At Wednesday’s School Reform Commission meeting, a first look at the School District’s efforts to develop a facilities master plan offered new information about the public’s role in the planning process. But there are no details yet about how many schools the District intends to close as it works to align the number of classroom seats with its declining student population.

“There is a possibility that some schools will close by next year,” was as specific as Deputy Superintendent Leroy Nunery would get in a press briefing, which followed a presentation to the SRC by Danielle Floyd, deputy for strategic initiatives. Floyd highlighted the “45,000 empty seats” in the School District.

The excess classroom space is up from 43,500 seats when the SRC last heard a report on the topic in 2009. Floyd added, “We have more buildings than our future enrollment needs dictate.”

Added to this is a problem of deferred maintenance. The estimated $4 billion repair tab for the District’s buildings had commissioners like Joseph Dworetzky talking about the wisdom of “concentrating our day-to-day expenditures to make the dollars go further.”

And there were frequent references to the District’s uncertain budget situation for next school year – another reason to look for savings on school facilities – though Nunery observed, “That’s not the driver for this.
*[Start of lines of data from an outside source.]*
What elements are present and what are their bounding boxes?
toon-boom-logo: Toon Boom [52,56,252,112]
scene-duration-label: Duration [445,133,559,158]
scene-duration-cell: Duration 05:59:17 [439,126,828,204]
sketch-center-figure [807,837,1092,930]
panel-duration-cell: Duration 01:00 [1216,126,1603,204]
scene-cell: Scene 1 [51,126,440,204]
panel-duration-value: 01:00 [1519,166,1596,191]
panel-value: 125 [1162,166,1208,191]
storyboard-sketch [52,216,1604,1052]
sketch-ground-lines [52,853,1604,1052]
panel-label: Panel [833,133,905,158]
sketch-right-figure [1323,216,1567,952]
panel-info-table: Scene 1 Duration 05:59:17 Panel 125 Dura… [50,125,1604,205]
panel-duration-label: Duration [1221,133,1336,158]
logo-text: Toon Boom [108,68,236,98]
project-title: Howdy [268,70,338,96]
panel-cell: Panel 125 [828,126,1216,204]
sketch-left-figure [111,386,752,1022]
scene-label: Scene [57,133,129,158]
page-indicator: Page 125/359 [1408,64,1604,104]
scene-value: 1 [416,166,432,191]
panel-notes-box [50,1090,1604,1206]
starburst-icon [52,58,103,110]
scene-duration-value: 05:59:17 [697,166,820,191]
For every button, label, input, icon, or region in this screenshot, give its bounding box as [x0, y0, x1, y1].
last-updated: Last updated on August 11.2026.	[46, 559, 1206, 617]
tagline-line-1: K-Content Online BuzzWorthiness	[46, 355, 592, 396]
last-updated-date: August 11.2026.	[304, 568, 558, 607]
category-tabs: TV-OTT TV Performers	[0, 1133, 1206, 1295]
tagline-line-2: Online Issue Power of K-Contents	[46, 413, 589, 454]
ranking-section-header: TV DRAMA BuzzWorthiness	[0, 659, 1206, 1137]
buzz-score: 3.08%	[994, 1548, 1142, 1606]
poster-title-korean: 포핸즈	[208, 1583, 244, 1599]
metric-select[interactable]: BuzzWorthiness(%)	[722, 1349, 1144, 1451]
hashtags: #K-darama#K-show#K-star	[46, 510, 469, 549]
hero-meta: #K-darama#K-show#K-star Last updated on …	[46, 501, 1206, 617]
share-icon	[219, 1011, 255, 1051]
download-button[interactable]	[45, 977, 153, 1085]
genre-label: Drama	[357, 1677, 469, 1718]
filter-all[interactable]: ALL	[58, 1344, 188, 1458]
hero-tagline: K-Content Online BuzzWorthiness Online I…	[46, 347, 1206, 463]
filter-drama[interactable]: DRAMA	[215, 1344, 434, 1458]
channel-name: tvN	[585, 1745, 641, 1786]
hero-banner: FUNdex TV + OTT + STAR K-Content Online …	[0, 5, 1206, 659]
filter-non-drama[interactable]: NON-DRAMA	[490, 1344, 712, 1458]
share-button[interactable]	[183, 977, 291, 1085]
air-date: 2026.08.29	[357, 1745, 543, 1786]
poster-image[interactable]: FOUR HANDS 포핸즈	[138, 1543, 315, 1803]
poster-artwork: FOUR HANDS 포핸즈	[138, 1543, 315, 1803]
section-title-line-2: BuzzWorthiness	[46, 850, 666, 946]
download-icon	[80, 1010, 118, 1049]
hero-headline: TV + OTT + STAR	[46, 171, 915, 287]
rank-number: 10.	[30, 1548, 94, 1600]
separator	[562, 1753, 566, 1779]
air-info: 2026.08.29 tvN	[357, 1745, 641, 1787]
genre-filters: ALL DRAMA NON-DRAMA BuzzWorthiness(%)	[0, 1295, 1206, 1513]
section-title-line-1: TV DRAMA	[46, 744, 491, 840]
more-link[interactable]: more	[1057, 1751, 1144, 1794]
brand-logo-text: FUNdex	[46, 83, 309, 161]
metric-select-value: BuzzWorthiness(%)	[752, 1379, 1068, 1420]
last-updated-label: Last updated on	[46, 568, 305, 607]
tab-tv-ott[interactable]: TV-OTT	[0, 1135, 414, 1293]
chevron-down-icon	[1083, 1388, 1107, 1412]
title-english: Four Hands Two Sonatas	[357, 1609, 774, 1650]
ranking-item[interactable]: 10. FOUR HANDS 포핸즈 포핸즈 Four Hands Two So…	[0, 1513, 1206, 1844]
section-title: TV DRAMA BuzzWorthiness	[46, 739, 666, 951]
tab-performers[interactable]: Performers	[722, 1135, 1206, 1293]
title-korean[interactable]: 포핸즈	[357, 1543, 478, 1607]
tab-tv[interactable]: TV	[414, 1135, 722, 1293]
Closing school buildings doesn’t necessarily save you lots of money.”

Floyd and Nunery took pains to highlight that the master plan is more than a process for closing schools.

Floyd emphasized a number of other goals: the process is a chance to re-examine schools’ grade configuration; to set standards for elementary, middle, high school, and specialized facilities; to thoroughly evaluate the condition of facilities; to draw up plans for capital improvements; and to figure out what to do with surplus real estate.

She added that the issues and needs are very different in different parts of the system. “This cannot be one size fits all,” she said.

In fact, her presentation showed that in the East Region of the District, high schools are filled to 105 percent of capacity, and elementary schools are close to capacity. One other region operating near full capacity is the Northeast, with both elementary and high schools averaging about 90 percent full.

At the other extreme, in the Central region, high schools are on average only half full and elementary schools are operating at 57 percent of capacity. In five other regions, schools average below 75 percent capacity.

Middle schools are the most under-utilized overall, with those in the South, Southwest, and West regions being less than half full on average.

As for public participation, Floyd outlined a three-phase process. The first is to provide the same overview presented to the SRC, “to make sure people understand the rationale and the urgency” of the process, she said. Six community meetings are scheduled for November and December, and a report will be provided to the SRC in December.

Beginning in late January, in phase two, Floyd said, “we will go back out to the community with data.” Ten meetings are planned, with the schools divvied up among 10 “planning districts.” Those meetings may be the first time community members will hear and get to respond to District recommendations about specific schools.

A third phase, with 10 more meetings in the same planning districts in March or April is when the District will present "final decisions" – in time for those decisions to be reflected in the budget for next school year.

Community activist Venard Johnson reminded the commission in public testimony that for a number of communities, the recent history of school closings “has not always been a positive experience.”

Floyd later said the District has learned from those experiences that “it’s important to be open, transparent, and inclusive throughout the process,” adding that “paying attention to the timing” of the process is also key.

“We’re listening, we’re listening hard,” Nunery added.